NAMI's Advocacy Goals and Strategies
Truly equal, and, therefore, integrated, coverage. Just as in the civil rights movement, "separate but equal" can never be truly equal. In addition to the same lifetime and annual financial caps, NAMI seeks the same co-pays as are offered for other conditions, the same access to care by the appropriate medical professional, the same access to hospitalization for acute conditions, the same pharmacy coverage, and the same outpatient care.
An end to the ERISA1 exemption for state parity mental illness laws.
Equal access to care and the same coverage for individuals in all other forms of government-subsidized care. Older Americans have a high rate of untreated depression, many young children living in poverty rely on Medicaid, and our disabled population is frequently unable to access the services they need.

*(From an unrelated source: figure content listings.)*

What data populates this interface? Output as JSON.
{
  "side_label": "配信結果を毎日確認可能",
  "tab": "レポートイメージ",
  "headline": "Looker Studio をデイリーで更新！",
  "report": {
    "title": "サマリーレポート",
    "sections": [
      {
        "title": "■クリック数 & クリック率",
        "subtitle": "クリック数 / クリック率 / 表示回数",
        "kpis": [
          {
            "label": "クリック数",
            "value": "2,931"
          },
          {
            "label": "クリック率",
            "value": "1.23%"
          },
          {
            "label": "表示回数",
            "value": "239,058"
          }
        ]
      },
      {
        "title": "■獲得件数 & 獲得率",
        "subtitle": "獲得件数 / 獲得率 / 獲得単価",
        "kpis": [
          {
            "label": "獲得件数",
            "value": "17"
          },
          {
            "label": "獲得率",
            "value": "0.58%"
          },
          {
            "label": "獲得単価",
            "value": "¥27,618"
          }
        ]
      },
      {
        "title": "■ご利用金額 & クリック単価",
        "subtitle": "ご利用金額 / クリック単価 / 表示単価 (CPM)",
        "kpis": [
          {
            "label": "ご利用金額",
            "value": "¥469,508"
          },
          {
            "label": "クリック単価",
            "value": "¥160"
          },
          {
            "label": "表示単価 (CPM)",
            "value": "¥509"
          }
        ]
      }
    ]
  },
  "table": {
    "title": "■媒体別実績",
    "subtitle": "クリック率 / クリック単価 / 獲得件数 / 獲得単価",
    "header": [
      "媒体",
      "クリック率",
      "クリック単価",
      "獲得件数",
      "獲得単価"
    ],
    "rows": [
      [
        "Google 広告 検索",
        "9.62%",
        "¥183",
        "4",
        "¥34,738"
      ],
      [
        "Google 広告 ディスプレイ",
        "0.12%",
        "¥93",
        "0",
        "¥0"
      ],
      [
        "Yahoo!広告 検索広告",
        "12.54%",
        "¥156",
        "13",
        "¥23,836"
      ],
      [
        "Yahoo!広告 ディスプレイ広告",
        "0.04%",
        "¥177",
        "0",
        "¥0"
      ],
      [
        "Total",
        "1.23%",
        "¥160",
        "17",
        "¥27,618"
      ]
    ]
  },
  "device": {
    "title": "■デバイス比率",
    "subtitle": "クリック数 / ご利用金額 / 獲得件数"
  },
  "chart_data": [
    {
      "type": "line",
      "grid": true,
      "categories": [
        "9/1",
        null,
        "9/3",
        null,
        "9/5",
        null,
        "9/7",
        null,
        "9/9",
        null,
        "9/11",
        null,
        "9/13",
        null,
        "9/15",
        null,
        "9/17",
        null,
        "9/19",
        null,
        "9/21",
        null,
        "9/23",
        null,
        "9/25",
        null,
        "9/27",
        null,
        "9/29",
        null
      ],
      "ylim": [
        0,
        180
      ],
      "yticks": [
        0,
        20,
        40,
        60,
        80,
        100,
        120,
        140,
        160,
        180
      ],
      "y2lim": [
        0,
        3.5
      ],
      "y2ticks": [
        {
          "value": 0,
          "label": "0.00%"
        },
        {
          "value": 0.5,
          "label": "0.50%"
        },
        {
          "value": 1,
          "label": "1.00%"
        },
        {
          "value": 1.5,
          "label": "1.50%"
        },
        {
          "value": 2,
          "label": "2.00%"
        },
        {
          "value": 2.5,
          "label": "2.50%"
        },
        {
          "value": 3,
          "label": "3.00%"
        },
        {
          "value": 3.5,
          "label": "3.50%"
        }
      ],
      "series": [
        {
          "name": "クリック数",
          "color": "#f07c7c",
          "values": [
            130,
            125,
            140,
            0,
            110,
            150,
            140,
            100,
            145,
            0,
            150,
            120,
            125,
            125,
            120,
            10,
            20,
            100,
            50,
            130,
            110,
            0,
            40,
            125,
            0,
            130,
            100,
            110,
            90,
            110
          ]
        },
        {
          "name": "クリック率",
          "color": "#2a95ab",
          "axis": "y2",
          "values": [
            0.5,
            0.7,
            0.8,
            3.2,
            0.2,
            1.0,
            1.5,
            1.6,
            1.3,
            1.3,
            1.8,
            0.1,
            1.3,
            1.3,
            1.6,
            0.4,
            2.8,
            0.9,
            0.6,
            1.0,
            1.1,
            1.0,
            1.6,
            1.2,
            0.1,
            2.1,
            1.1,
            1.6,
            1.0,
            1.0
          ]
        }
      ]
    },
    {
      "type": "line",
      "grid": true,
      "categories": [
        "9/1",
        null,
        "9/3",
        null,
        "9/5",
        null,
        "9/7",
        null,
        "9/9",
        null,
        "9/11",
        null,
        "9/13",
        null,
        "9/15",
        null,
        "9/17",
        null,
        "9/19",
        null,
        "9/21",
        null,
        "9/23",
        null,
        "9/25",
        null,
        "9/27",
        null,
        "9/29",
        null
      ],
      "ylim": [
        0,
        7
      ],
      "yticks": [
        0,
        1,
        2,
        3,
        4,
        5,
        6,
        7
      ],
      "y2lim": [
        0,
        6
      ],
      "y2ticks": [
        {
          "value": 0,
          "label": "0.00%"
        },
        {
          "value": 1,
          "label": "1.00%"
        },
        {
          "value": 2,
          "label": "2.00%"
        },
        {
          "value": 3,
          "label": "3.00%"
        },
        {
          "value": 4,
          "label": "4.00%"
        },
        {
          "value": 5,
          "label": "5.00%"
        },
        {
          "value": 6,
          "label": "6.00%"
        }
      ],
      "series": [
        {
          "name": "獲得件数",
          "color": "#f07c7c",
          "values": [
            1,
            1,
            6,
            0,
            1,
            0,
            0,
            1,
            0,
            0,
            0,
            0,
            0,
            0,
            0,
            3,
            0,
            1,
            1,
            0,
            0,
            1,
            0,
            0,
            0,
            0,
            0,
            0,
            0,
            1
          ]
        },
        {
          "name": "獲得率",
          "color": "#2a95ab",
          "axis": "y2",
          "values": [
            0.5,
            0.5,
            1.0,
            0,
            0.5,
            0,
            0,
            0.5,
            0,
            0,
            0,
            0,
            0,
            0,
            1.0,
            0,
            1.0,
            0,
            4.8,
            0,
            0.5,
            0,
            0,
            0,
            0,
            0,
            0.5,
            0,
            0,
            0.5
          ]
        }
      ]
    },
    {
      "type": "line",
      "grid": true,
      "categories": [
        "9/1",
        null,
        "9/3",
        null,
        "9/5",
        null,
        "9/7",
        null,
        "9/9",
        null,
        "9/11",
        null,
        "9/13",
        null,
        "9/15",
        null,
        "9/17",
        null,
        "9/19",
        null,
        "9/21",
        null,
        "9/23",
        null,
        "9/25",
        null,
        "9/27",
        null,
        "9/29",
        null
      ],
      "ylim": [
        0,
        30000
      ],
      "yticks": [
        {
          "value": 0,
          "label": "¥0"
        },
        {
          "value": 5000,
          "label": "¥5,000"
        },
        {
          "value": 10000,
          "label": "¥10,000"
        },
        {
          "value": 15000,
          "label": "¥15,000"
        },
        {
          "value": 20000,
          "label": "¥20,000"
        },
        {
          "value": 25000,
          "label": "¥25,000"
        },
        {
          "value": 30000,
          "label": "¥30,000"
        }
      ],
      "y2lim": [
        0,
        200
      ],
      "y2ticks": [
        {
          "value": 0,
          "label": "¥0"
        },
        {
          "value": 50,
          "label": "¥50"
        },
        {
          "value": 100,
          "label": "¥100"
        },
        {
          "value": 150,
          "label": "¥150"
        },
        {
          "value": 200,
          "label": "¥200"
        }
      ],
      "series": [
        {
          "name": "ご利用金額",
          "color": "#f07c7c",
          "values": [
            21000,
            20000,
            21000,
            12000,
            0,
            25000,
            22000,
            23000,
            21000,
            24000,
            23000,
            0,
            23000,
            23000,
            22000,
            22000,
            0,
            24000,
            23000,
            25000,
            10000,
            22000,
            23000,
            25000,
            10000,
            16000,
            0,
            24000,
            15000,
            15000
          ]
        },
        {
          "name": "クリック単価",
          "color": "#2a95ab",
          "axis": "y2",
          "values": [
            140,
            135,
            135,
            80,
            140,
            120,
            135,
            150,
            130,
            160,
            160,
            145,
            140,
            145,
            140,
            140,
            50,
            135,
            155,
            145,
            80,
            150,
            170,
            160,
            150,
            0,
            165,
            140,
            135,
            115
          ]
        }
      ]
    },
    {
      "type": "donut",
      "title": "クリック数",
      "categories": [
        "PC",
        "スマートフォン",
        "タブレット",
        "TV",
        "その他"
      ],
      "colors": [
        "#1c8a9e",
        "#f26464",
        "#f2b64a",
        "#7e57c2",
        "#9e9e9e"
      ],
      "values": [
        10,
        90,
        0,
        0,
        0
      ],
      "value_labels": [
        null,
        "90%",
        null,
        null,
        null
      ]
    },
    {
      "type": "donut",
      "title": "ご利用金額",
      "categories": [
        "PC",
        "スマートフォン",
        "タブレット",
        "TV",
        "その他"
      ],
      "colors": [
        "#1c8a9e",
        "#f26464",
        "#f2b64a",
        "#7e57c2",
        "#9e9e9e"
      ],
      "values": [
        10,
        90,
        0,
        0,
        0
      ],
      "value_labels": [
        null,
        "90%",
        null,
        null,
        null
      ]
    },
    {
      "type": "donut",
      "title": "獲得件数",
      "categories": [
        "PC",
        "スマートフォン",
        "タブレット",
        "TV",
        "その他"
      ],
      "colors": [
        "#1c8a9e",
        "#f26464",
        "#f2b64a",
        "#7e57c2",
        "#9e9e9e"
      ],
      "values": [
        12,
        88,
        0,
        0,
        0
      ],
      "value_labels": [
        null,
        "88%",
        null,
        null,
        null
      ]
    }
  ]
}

Parity laws in all 50 states that are comprehensive, clear, and compelling in ending all forms of insurance discrimination against persons with severe mental illness.
Monitoring by both the states and the federal government to insure that parity laws are enforced, and an appeals process for denied services that is fair and impartial.
Access to all appropriate medications that are clinically indicated for persons suffering from severe mental illness.
 ERISA: Employee Retirement Income Security Act- concerns employers which self insure.